La galassia a più di 13 miliardi di anni luce è la più piccola scoperta a quella distanza.

 

 

Supportato dalla National Science Foundation degli Stati Uniti e utilizzando osservazioni uniche nel loro genere dal James Webb Space Telescope, un team di astronomi ha guardato più di 13 miliardi di anni nel passato.

Lì i ricercatori hanno scoperto una galassia unica e minuscola che ha generato nuove stelle ad un tasso estremamente elevato per le sue dimensioni.

La galassia è una delle più piccole mai trovate a questa distanza e potrebbe aiutare gli astronomi a saperne di più sulle galassie che esistevano poco dopo la nascita dell’universo.

I ricercatori hanno fatto uso di un fenomeno chiamato lente gravitazionale, in cui la luce proveniente da una galassia lontana viene deviata mentre passa da un forte campo gravitazionale.

Il processo può generare più immagini di una galassia lontana aumentando contemporaneamente la sua luminosità e, in effetti, migliora la capacità di un telescopio di rilevare oggetti estremamente deboli.

La massa, come quella in una galassia o in un ammasso di galassie, piega e ingrandisce la luce. Una lente dell’ammasso di galassie ha fatto apparire questa piccola galassia di fondo 20 volte più luminosa di quanto sarebbe se l’ammasso non avesse ingrandito la sua luce.

In questa scoperta, la lente gravitazionale ha permesso a James Webb di vedere la galassia distante, che altrimenti sarebbe stata troppo debole.

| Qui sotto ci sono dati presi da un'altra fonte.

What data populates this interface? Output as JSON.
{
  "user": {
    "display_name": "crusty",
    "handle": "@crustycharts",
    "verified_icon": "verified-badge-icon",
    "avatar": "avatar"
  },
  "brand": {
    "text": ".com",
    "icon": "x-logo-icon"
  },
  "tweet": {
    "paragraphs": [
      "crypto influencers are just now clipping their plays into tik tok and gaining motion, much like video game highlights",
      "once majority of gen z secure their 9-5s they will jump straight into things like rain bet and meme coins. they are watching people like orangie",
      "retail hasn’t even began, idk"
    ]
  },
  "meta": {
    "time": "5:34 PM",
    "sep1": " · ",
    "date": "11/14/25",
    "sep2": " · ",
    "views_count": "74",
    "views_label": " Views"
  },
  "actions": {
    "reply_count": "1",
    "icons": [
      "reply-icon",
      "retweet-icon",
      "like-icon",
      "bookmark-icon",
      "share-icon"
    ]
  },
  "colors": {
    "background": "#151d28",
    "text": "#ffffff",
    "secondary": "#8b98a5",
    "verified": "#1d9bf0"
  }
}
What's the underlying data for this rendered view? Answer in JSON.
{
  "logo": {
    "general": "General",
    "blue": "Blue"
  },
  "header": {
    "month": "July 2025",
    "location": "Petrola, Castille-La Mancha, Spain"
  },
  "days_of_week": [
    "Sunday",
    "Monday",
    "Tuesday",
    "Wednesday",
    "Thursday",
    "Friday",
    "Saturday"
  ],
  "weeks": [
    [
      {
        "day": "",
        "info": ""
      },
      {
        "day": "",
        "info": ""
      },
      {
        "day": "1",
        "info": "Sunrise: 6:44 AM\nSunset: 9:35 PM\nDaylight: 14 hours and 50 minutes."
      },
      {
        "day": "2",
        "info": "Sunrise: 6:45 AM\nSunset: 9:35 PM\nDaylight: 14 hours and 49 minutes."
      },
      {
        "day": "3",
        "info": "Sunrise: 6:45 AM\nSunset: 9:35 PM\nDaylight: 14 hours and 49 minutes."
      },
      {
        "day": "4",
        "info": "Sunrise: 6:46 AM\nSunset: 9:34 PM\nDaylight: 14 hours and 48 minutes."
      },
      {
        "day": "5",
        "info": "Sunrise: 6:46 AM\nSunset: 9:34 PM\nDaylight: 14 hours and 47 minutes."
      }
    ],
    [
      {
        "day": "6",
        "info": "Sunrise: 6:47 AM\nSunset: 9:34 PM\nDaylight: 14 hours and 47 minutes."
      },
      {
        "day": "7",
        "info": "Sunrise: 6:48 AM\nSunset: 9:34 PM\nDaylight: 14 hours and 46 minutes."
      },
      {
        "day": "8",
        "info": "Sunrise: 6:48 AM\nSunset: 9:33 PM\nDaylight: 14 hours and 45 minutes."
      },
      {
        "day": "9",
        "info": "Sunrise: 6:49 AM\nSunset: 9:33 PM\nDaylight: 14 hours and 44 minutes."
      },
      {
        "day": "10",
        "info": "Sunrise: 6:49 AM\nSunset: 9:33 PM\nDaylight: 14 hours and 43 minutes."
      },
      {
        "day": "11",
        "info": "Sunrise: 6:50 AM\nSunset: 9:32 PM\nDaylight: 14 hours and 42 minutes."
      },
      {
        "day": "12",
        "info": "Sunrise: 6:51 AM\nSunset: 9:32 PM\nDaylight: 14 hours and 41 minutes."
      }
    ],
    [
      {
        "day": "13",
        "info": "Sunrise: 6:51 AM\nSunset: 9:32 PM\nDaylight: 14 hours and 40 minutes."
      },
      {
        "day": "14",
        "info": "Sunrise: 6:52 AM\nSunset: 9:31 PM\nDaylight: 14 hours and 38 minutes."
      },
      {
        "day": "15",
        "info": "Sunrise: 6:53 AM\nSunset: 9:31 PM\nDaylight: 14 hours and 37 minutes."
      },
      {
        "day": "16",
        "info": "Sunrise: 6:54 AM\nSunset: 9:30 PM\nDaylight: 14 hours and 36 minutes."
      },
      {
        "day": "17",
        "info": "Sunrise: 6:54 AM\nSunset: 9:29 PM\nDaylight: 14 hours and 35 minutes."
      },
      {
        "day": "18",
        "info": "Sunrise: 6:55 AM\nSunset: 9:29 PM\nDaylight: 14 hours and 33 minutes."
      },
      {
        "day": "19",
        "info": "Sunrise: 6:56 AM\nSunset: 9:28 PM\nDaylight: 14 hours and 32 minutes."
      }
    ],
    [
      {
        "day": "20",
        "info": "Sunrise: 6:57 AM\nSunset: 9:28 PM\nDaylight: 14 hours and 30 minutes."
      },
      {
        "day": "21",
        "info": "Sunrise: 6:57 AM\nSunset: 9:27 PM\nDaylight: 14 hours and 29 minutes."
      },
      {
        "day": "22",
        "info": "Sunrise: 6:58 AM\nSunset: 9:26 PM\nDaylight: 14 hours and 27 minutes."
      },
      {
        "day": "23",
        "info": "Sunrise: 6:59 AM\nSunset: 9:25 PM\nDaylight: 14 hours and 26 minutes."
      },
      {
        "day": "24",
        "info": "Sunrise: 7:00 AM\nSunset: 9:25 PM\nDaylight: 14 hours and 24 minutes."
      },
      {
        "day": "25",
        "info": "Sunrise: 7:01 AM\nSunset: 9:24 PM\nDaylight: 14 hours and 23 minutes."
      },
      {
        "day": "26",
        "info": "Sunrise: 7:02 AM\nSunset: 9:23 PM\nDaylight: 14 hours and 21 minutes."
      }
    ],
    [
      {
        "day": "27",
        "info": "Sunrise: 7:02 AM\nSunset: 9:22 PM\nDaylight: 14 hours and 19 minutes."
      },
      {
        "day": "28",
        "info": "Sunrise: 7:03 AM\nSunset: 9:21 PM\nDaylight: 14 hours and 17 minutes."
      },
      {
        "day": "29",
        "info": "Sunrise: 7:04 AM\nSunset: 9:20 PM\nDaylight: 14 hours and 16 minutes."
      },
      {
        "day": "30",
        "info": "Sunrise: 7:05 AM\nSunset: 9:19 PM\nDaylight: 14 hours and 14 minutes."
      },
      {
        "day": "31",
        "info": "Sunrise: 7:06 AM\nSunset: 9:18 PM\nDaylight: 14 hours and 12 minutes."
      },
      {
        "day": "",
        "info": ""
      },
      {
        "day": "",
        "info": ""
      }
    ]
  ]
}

I risultati sono pubblicati su Science

“Questa galassia è ben oltre la portata di tutti i telescopi tranne il JamesWebb, e queste osservazioni uniche nel loro genere sono spettacolari”, ha detto Patrick Kelly, autore senior dell’articolo.

“Siamo in grado di vedere la maggior parte della strada per tornare al Big Bang. Non abbiamo mai guardato le galassie quando l’universo era così giovane a questo livello di dettaglio. Il volume della galassia è circa un milionesimo di quello della Via Lattea, ma possiamo vedere che sta ancora formando lo stesso numero di stelle ogni anno”.

Il telescopio James Webb può osservare un campo abbastanza ampio da fotografare un intero ammasso di galassie contemporaneamente.

I ricercatori hanno quindi utilizzato la spettroscopia per misurare quanto fosse lontana la galassia, oltre ad alcune delle sue proprietà fisiche e chimiche.

Studiare le galassie che erano presenti quando l’universo era molto più giovane può aiutare gli scienziati a capire la transizione da un mare opaco di particelle fondamentali, le cosiddette “età buie” dell’universo, all’emergere delle prime stelle e galassie.